Moreover, the officers testified that the encounter occurred late at night in a rural area, that the officers had parked their police vehicles, with lights illuminated, in front and behind Appellant's vehicle, and that multiple uniformed officers were on the scene. N.T. Suppression Hr'g at 175-76, 124, 130-31. These additionally weigh in favor of concluding that Appellant was not free to leave, based on the totality of the circumstances. Indeed, as argued by Appellant's counsel, "what reasonable human being on this planet would think that they could walk away from that scene?" Id. at 258-59.
Accordingly, by continuing to question Appellant, the officers subjected Appellant to a second investigatory detention which was not supported by reasonable suspicion of any criminal activity other than the previously-resolved suspicion of DUI. Absent reasonable suspicion, this investigatory detention was unlawful, and Appellant's consent was invalid.
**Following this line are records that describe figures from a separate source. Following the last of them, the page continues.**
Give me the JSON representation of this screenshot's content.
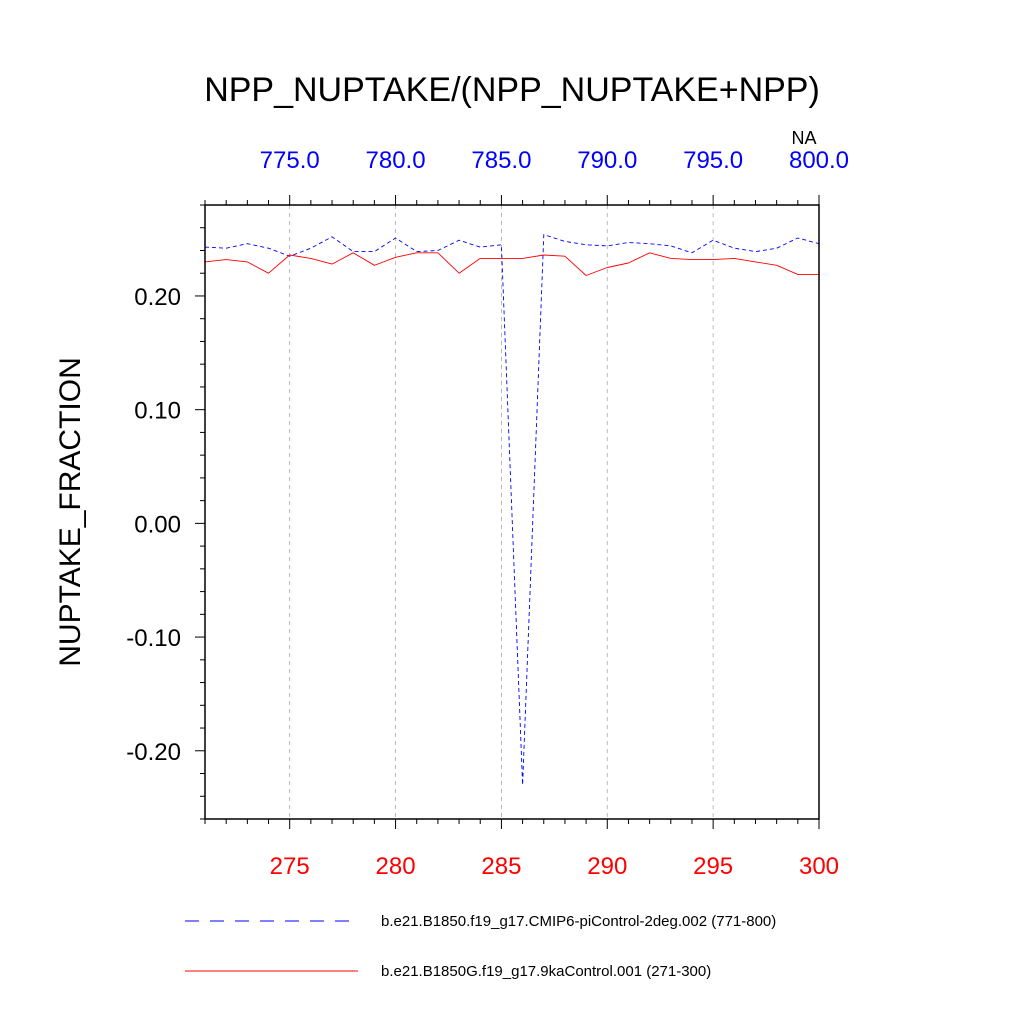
{
  "chart_data": {
    "type": "line",
    "title": "NPP_NUPTAKE/(NPP_NUPTAKE+NPP)",
    "ylabel": "NUPTAKE_FRACTION",
    "xlabel": "",
    "ylim": [
      -0.26,
      0.28
    ],
    "yticks": [
      0.2,
      0.1,
      0.0,
      -0.1,
      -0.2
    ],
    "ytick_labels": [
      "0.20",
      "0.10",
      "0.00",
      "-0.10",
      "-0.20"
    ],
    "bottom_axis": {
      "range": [
        271,
        300
      ],
      "ticks": [
        275,
        280,
        285,
        290,
        295,
        300
      ],
      "tick_labels": [
        "275",
        "280",
        "285",
        "290",
        "295",
        "300"
      ],
      "color": "#ff0000"
    },
    "top_axis": {
      "range": [
        771,
        800
      ],
      "ticks": [
        775,
        780,
        785,
        790,
        795,
        800
      ],
      "tick_labels": [
        "775.0",
        "780.0",
        "785.0",
        "790.0",
        "795.0",
        "800.0"
      ],
      "color": "#0000ff",
      "extra_label": "NA"
    },
    "grid": "vertical dashed at major ticks",
    "legend_position": "bottom",
    "series": [
      {
        "name": "b.e21.B1850.f19_g17.CMIP6-piControl-2deg.002 (771-800)",
        "color": "#0000ff",
        "dash": "dashed",
        "x": [
          771,
          772,
          773,
          774,
          775,
          776,
          777,
          778,
          779,
          780,
          781,
          782,
          783,
          784,
          785,
          786,
          787,
          788,
          789,
          790,
          791,
          792,
          793,
          794,
          795,
          796,
          797,
          798,
          799,
          800
        ],
        "values": [
          0.243,
          0.242,
          0.246,
          0.242,
          0.235,
          0.242,
          0.252,
          0.239,
          0.239,
          0.251,
          0.239,
          0.24,
          0.249,
          0.243,
          0.245,
          -0.23,
          0.254,
          0.248,
          0.245,
          0.244,
          0.247,
          0.246,
          0.244,
          0.238,
          0.249,
          0.242,
          0.239,
          0.242,
          0.251,
          0.246
        ]
      },
      {
        "name": "b.e21.B1850G.f19_g17.9kaControl.001 (271-300)",
        "color": "#ff0000",
        "dash": "solid",
        "x": [
          271,
          272,
          273,
          274,
          275,
          276,
          277,
          278,
          279,
          280,
          281,
          282,
          283,
          284,
          285,
          286,
          287,
          288,
          289,
          290,
          291,
          292,
          293,
          294,
          295,
          296,
          297,
          298,
          299,
          300
        ],
        "values": [
          0.23,
          0.232,
          0.23,
          0.22,
          0.236,
          0.233,
          0.228,
          0.238,
          0.227,
          0.234,
          0.238,
          0.238,
          0.22,
          0.233,
          0.233,
          0.233,
          0.236,
          0.235,
          0.218,
          0.225,
          0.229,
          0.238,
          0.233,
          0.232,
          0.232,
          0.233,
          0.23,
          0.227,
          0.219,
          0.219
        ]
      }
    ]
  }
}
Accordingly, all evidence derived from the search, including the evidence seized from the Jeep and the tractor trailer, as well as Appellant's subsequent statements, should have been suppressed.
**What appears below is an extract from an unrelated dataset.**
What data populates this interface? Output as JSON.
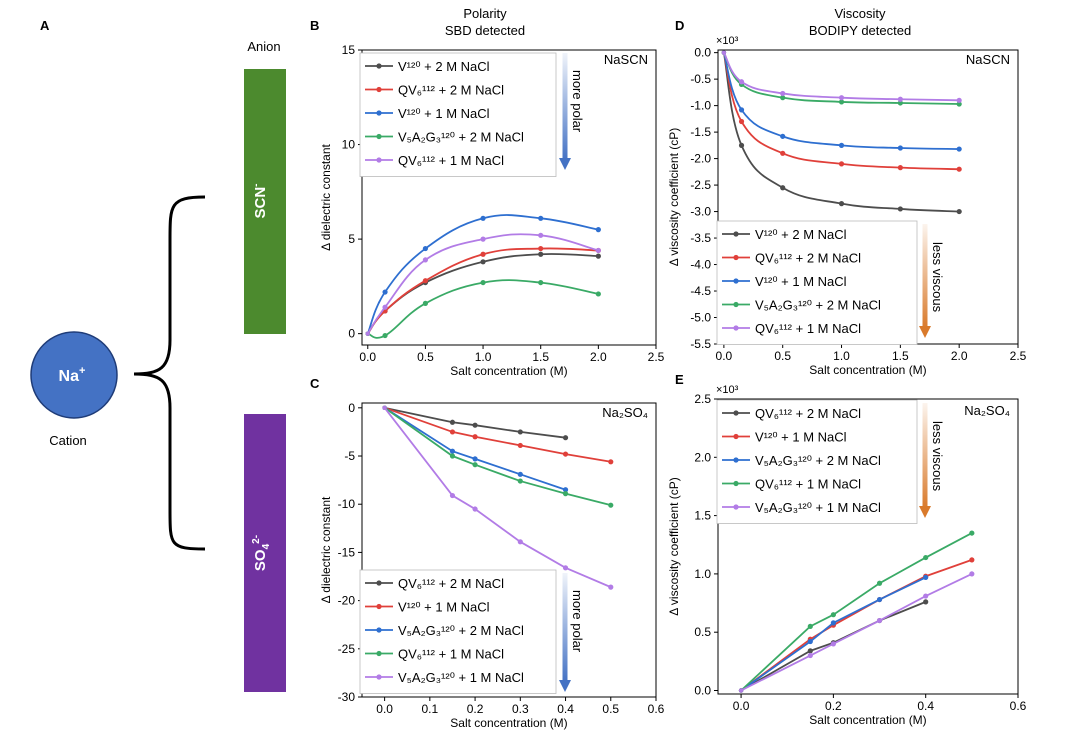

As we conclude that Appellant's consent to search was invalid, we need not address his challenges to the denial of his Motion to Suppress his statements and the evidence from the search and seizure of the cell phones, which derived from the unlawful search of the Jeep.
Accordingly, we vacate the judgment of sentence and remand to the trial court for a new trial. Judgment of sentence vacated; case remanded for new trial. Jurisdiction is relinquished.
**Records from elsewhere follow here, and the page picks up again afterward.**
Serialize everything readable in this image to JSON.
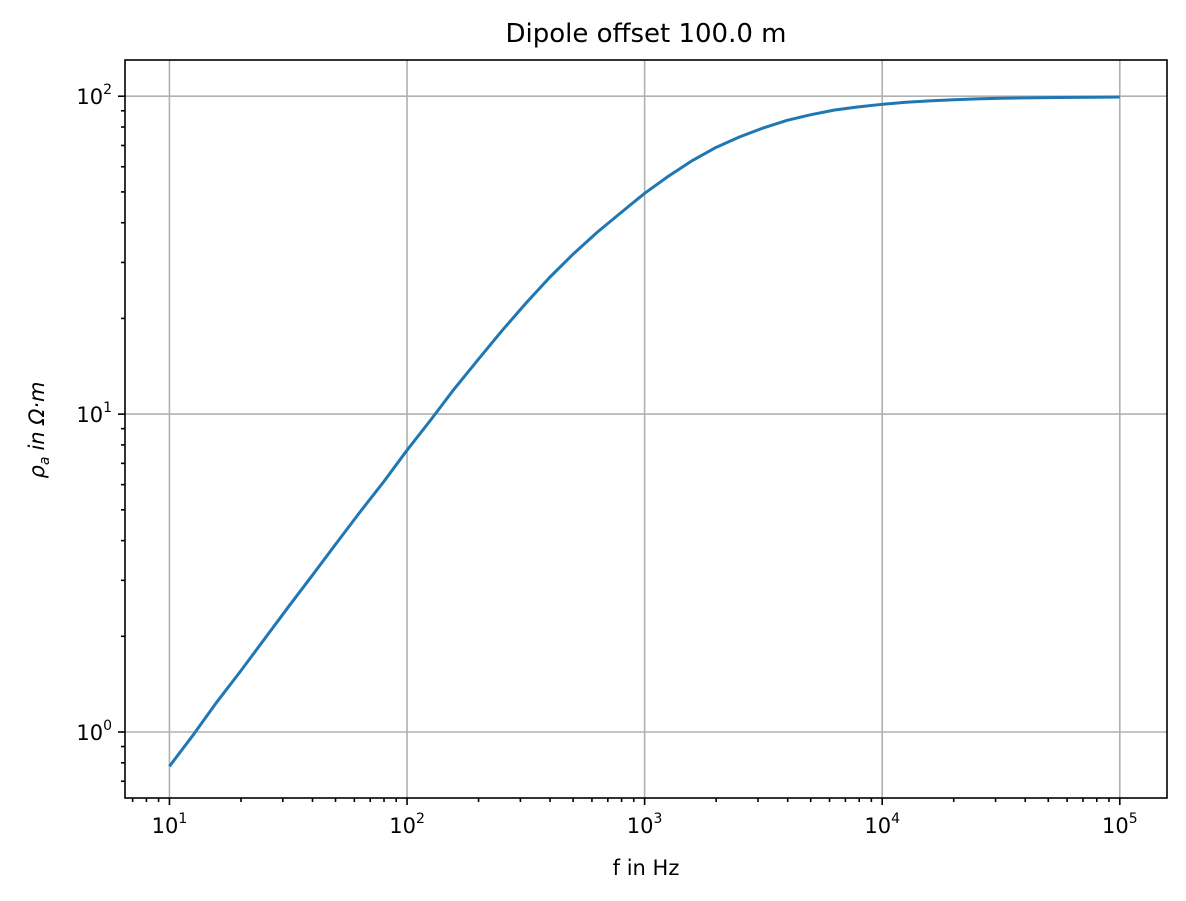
{
  "chart_data": {
    "type": "line",
    "title": "Dipole offset 100.0 m",
    "xlabel": "f in Hz",
    "ylabel": {
      "rho": "ρ",
      "sub": "a",
      "rest": "in Ω·m"
    },
    "xscale": "log",
    "yscale": "log",
    "xlim": [
      6.5,
      158000
    ],
    "ylim": [
      0.62,
      130
    ],
    "grid": true,
    "x_ticks": [
      {
        "value": 10,
        "base": "10",
        "exp": "1"
      },
      {
        "value": 100,
        "base": "10",
        "exp": "2"
      },
      {
        "value": 1000,
        "base": "10",
        "exp": "3"
      },
      {
        "value": 10000,
        "base": "10",
        "exp": "4"
      },
      {
        "value": 100000,
        "base": "10",
        "exp": "5"
      }
    ],
    "y_ticks": [
      {
        "value": 1,
        "base": "10",
        "exp": "0"
      },
      {
        "value": 10,
        "base": "10",
        "exp": "1"
      },
      {
        "value": 100,
        "base": "10",
        "exp": "2"
      }
    ],
    "line_color": "#1f77b4",
    "series": [
      {
        "x": [
          10,
          12.6,
          15.8,
          20,
          25.1,
          31.6,
          39.8,
          50.1,
          63.1,
          79.4,
          100,
          126,
          158,
          200,
          251,
          316,
          398,
          501,
          631,
          794,
          1000,
          1259,
          1585,
          1995,
          2512,
          3162,
          3981,
          5012,
          6310,
          7943,
          10000,
          12589,
          15849,
          19953,
          25119,
          31623,
          39811,
          50119,
          63096,
          79433,
          100000
        ],
        "y": [
          0.78,
          0.98,
          1.24,
          1.56,
          1.96,
          2.47,
          3.1,
          3.9,
          4.9,
          6.1,
          7.7,
          9.6,
          12.0,
          14.9,
          18.3,
          22.3,
          26.9,
          31.9,
          37.3,
          43.0,
          49.5,
          56.0,
          62.7,
          69.0,
          74.5,
          79.5,
          84.0,
          87.5,
          90.5,
          92.6,
          94.3,
          95.7,
          96.7,
          97.5,
          98.1,
          98.5,
          98.8,
          99.0,
          99.2,
          99.3,
          99.4
        ]
      }
    ]
  }
}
President Judge Panella joins the opinion.
President Judge Emeritus Stevens files a dissenting opinion.
Judgment Entered.
DISSENTING OPINION
STEVENS, P.J.E.
In this case the Majority vacates Appellant's judgment of sentence and remands for a new trial concluding that Appellant was subjected to a second investigatory detention which was not supported by reasonable suspicion of criminal activity. Relying on Mattis and Lopez, the Majority notes that after addressing the purpose of the initial stop for suspicion of DUI, the officers retained Appellant's drivers' license and continued to unlawfully question him regarding issues unrelated to the initial stop.
However, unlike Mattis and Lopez, where the defendants were found not "free to leave" while the officers retained their licenses, the trial court in this matter specifically found that a reasonable person in Appellant's circumstances would have realized that they were free to terminate the interaction and leave. See trial court opinion, 11/14/22 at 17-18.
Based on the foregoing, the facts of this case support the conclusion that the subsequent questioning by the officers constituted a mere encounter and that Appellant's motion to suppress all the evidence derived from this questioning was properly denied.
Accordingly, I would affirm Appellant's judgment of sentence imposed following his conviction for two counts of PWID and related charges.
Therefore, I respectfully dissent.
[*] Former Justice specially assigned to the Superior Court.